Objective: To use the pandas library in Python to compute statistical measures such as mean, median, and standard deviation, and to visualize the data using a histogram.
Prerequisites:
Basic knowledge of Python
Installation of pandas and matplotlib libraries
Required Libraries:
import pandas as pd
import matplotlib.pyplot as plt
Dataset: The following are weight values (in pounds) for 20 people:
164, 158, 172, 153, 144, 156, 189, 163, 134, 159,
143, 176, 177, 162, 141, 151, 182, 185, 171, 152
Step 1: Create a Pandas DataFrame
# Create a pandas Series with given data
weights = pd.Series([164, 158, 172, 153, 144, 156, 189, 163, 134, 159,
143, 176, 177, 162, 141, 151, 182, 185, 171, 152])
Step 2: Compute Statistical Measures
# Calculate mean
mean_weight = weights.mean()
print(f"Mean: {mean_weight}")
# Calculate median
median_weight = weights.median()
print(f"Median: {median_weight}")
# Calculate standard deviation
std_dev_weight = weights.std()
print(f"Standard Deviation: {std_dev_weight}")
Step 3: Plot a Histogram
# Plot histogram
plt.hist(weights, bins=5, color='blue', edgecolor='black')
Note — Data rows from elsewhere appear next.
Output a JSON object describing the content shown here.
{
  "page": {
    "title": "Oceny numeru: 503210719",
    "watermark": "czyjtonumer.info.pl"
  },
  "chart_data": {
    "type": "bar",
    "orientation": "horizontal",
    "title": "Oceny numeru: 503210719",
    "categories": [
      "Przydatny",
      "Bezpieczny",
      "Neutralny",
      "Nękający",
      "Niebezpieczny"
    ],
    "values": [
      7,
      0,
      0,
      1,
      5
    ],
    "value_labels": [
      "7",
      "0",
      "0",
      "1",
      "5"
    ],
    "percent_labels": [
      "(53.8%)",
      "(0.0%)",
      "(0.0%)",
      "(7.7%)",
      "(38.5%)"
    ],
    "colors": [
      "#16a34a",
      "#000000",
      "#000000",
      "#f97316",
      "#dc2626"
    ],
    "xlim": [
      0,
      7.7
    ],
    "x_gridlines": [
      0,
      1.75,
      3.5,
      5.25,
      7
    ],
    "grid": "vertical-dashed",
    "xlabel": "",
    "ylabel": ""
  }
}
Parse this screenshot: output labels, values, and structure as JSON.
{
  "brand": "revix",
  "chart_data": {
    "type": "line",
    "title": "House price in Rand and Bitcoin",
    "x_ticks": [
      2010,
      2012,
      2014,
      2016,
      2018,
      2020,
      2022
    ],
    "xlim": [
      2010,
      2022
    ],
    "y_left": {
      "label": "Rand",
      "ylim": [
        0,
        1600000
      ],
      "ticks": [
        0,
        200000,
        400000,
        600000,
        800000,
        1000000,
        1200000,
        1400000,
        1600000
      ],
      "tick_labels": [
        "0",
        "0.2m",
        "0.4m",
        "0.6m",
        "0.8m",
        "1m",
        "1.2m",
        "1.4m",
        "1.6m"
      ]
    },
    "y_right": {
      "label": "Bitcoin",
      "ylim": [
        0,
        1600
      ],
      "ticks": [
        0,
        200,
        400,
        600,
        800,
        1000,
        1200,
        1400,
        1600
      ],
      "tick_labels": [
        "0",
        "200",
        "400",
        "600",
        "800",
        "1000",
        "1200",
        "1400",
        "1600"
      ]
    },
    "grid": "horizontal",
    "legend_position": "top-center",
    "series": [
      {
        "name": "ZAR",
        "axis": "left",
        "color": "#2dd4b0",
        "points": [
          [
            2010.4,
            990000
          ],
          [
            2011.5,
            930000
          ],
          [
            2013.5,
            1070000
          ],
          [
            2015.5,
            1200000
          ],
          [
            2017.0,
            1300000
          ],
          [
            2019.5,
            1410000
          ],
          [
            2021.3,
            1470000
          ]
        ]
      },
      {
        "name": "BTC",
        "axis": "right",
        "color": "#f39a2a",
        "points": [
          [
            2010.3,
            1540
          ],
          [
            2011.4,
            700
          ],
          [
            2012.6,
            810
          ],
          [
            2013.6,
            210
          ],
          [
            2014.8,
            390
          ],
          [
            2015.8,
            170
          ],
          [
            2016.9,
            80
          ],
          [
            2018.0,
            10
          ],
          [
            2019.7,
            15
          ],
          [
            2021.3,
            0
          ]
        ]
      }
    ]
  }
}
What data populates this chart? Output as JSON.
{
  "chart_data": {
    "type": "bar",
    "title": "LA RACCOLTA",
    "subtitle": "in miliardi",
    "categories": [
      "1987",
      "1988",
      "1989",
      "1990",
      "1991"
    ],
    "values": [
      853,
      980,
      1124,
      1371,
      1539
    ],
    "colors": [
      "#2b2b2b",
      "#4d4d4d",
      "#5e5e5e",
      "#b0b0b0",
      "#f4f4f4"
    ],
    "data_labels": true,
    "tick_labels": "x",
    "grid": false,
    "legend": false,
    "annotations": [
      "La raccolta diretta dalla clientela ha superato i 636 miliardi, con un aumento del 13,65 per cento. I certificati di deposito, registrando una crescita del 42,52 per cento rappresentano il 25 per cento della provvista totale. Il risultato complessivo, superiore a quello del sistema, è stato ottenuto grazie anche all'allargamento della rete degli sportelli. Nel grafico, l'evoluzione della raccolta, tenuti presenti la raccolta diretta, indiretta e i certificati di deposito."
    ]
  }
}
plt.xlabel('Weight (lbs)')
plt.ylabel('Frequency')
plt.title('Histogram of Weights')
plt.show()
Expected Output:
The computed values of mean, median, and standard deviation.
A histogram displaying the distribution of the given weights.
Conclusion: This lab demonstrates how pandas can be used to perform statistical analysis efficiently. The histogram visualization helps understand the data distribution.